The Undercurrent: A ranching elegy — this is where the cowboy rides away

My husband, Dan, and I live on a piece of land off State Highway 144 next to the W.K. Gordon Ranch about eight miles south of Glen Rose. Being adjacent to a large ranch of several thousand acres has its advantages – lots of deer and other wildlife, peace and quiet, little chance of a subdivision moving in next door.

Kathryn Jones

Kathryn Jones

We never met the owner, Mrs. W.K. Gordon, but have been friends with the ranch foreman, Ted “Bear” Whitt, his wife, Tracy, and their children ever since we moved here. They have been good neighbors, always looking out for folks in the area. When our miniature donkeys escaped to the other ranch next door, Ted arrived on horseback, lasso in hand, to help us get them back. He was a true cowboy.

Every year at Easter, the Gordon Ranch allowed the Methodist church in Walnut Springs to hold a sunrise service there. A rustic wooden cross and benches were set up on a high hill looking to the east. We would arrive at the ranch before dawn, climb onto a flatbed trailer loaded with square bales for seats, and Ted would pull the trailer to the hill for the service.

This Easter, though, things may be different.

Our sense of security, comfort and friendship was shattered by Ted’s sudden death in January and the passing earlier this month of Mrs. Gordon. Two of the people who cared about a piece of land and its history are now gone.

Driving by the ranch and looking at the hills that Ted loved – and the brush piles that remain from the cleared cedar – the place feels lonely now. We often would spot Ted in his pickup truck working on the ranch. Or we would hear him rounding up cattle next door by honking his horn. When we saw him he always had a big smile and a bear hug to offer.

It’s sad to see big family ranches where homes now stand empty and the people who loved the land and its lifestyle pass into the past.

My mother is from Kingsville, home of the famous King Ranch, one of the world’s largest spreads. One of my fondest childhood memories was visiting my grandmother’s house a mile from the ranch. Sometimes on Sundays we would drive the mile or so down the road and watch the cowboys rope.

When we would go into town to the drugstore to get a drink at the old-fashioned soda foundation, the cowboys would come in from the King Ranch wearing their boots and spurs and drink coffee. They were fixtures in a town where the streets were named after members of the King and Kleberg families.

I loved to hear my mother’s stories about the parties she attended at the “big house” on the ranch. I remember it as a lively place bustling with people and brimming with history.

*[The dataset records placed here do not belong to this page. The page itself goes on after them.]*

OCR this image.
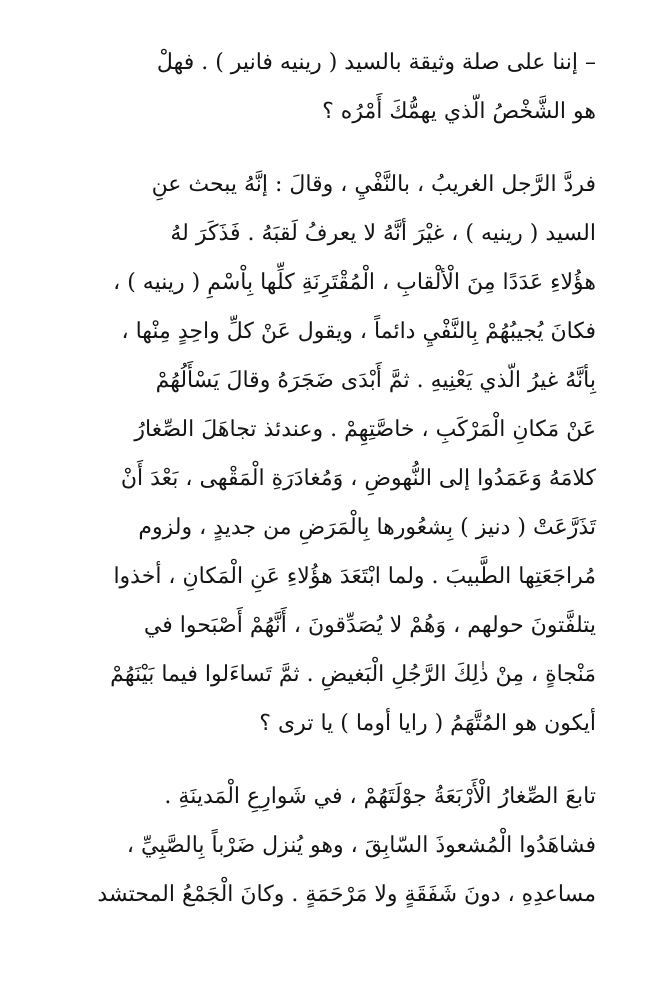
– إننا على صلة وثيقة بالسيد ( رينيه فانير ) . فهلْ
هو الشَّخْصُ الّذي يهمُّكَ أَمْرُه ؟

فردَّ الرَّجل الغريبُ ، بالنَّفْيِ ، وقالَ : إنَّهُ يبحث عنِ
السيد ( رينيه ) ، غيْرَ أنَّهُ لا يعرفُ لَقبَهُ . فَذَكَرَ لهُ
هؤُلاءِ عَدَدًا مِنَ الْألْقابِ ، الْمُقْتَرِنَةِ كلِّها بِاْسْمِ ( رينيه ) ،
فكانَ يُجيبُهُمْ بِالنَّفْيِ دائماً ، ويقول عَنْ كلِّ واحِدٍ مِنْها ،
بِأنَّهُ غيرُ الّذي يَعْنِيهِ . ثمَّ أَبْدَى ضَجَرَهُ وقالَ يَسْأَلُهُمْ
عَنْ مَكانِ الْمَرْكَبِ ، خاصَّتِهِمْ . وعندئذ تجاهَلَ الصِّغارُ
كلامَهُ وَعَمَدُوا إلى النُّهوضِ ، وَمُغادَرَةِ الْمَقْهى ، بَعْدَ أَنْ
تَذَرَّعَتْ ( دنيز ) بِشعُورها بِالْمَرَضِ من جديدٍ ، ولزوم
مُراجَعَتِها الطَّبيبَ . ولما ابْتَعَدَ هؤُلاءِ عَنِ الْمَكانِ ، أخذوا
يتلفَّتونَ حولهم ، وَهُمْ لا يُصَدِّقونَ ، أَنَّهُمْ أَصْبَحوا في
مَنْجاةٍ ، مِنْ ذٰلِكَ الرَّجُلِ الْبَغيضِ . ثمَّ تَساءَلوا فيما بَيْنَهُمْ
أيكون هو المُتَّهَمُ ( رايا أوما ) يا ترى ؟

تابعَ الصِّغارُ الْأَرْبَعَةُ جوْلَتَهُمْ ، في شَوارِعِ الْمَدينَةِ .
فشاهَدُوا الْمُشعوذَ السّابِقَ ، وهو يُنزل ضَرْباً بِالصَّبِيِّ ،
مساعدِهِ ، دونَ شَفَقَةٍ ولا مَرْحَمَةٍ . وكانَ الْجَمْعُ المحتشد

The last time I visited the King Ranch with my mother, we were escorted into a van for a tour. One of the old vaqueros – Kinenos, as they were called — drove us around, his riding days long behind him. I was shocked at how few people I saw.

The ranch was always run by a family member, the last one being Tio Kleberg, a fifth-generation descendant of founder Richard King.  In 1998, though, he was kicked out and replaced by corporate officials to oversee ranch operations. The man who ousted Kleberg was Jack Hunt, the now-retired president of Houston-based King Ranch Inc. Hunt was brought in as a professional manager with an M.B.A. from Harvard University. Tio Kleberg was the end of the long line of Texans with ranching in their blood.

Many other large, family-owned ranches in Texas are in flux. Family members die, ranch operations pass into someone else’s hands, ranches are sold and some are even split into parcels.

We are witnessing the fading of an era with the transitions at so many Texas ranches. A way of life is disappearing before our eyes. This is, to borrow a line from a country-Western song played at Ted Whitt’s funeral, where the cowboy rides away.

I count myself lucky to have known some of them before they rode off into the sunset.

Kathryn Jones is the editor of the Glen Rose Current.

4 Responses to The Undercurrent: A ranching elegy — this is where the cowboy rides away

  1. TJ Garrett Reply

    May 23, 2014 at 8:16 pm


    I was raised on that ranch. My Mom and Dad, Carol and Tommy Jackson were long time Managers. I used to know every nook and crevice of those hills and where you could catch the best fish in those ponds. My Dad is long gone and my Mom misses the days of the small town life. Thanks for writing your articles. I share them with Mom when I can.
    tj garrett

    • Kathryn Reply

      May 26, 2014 at 9:38 am

      TJ, thanks so much for the nice note! The Jacksons were the managers when we moved next door. We think of them often and all the good times we had at the Gordon Ranch — barbecues, Easter sunrise services, riding around in the back of a pickup truck, herds of deer. It’s a special place. Where are you living now?
      Thanks again for reading!

  2. Pat Gordon Reply

    February 20, 2014 at 11:34 am

    Beautifully written. The cowboy way is as much a philosophy as a lifestyle. Most people will never know or understand a way of life filled with assorted hardships that dim in comparison to all the satisfaction gained.

    • Kathryn Reply

      February 20, 2014 at 3:19 pm

      Thanks so much, Pat. Hope you and Bob are well. Let’s get together soon! We keep talking about it, and spring break is coming up!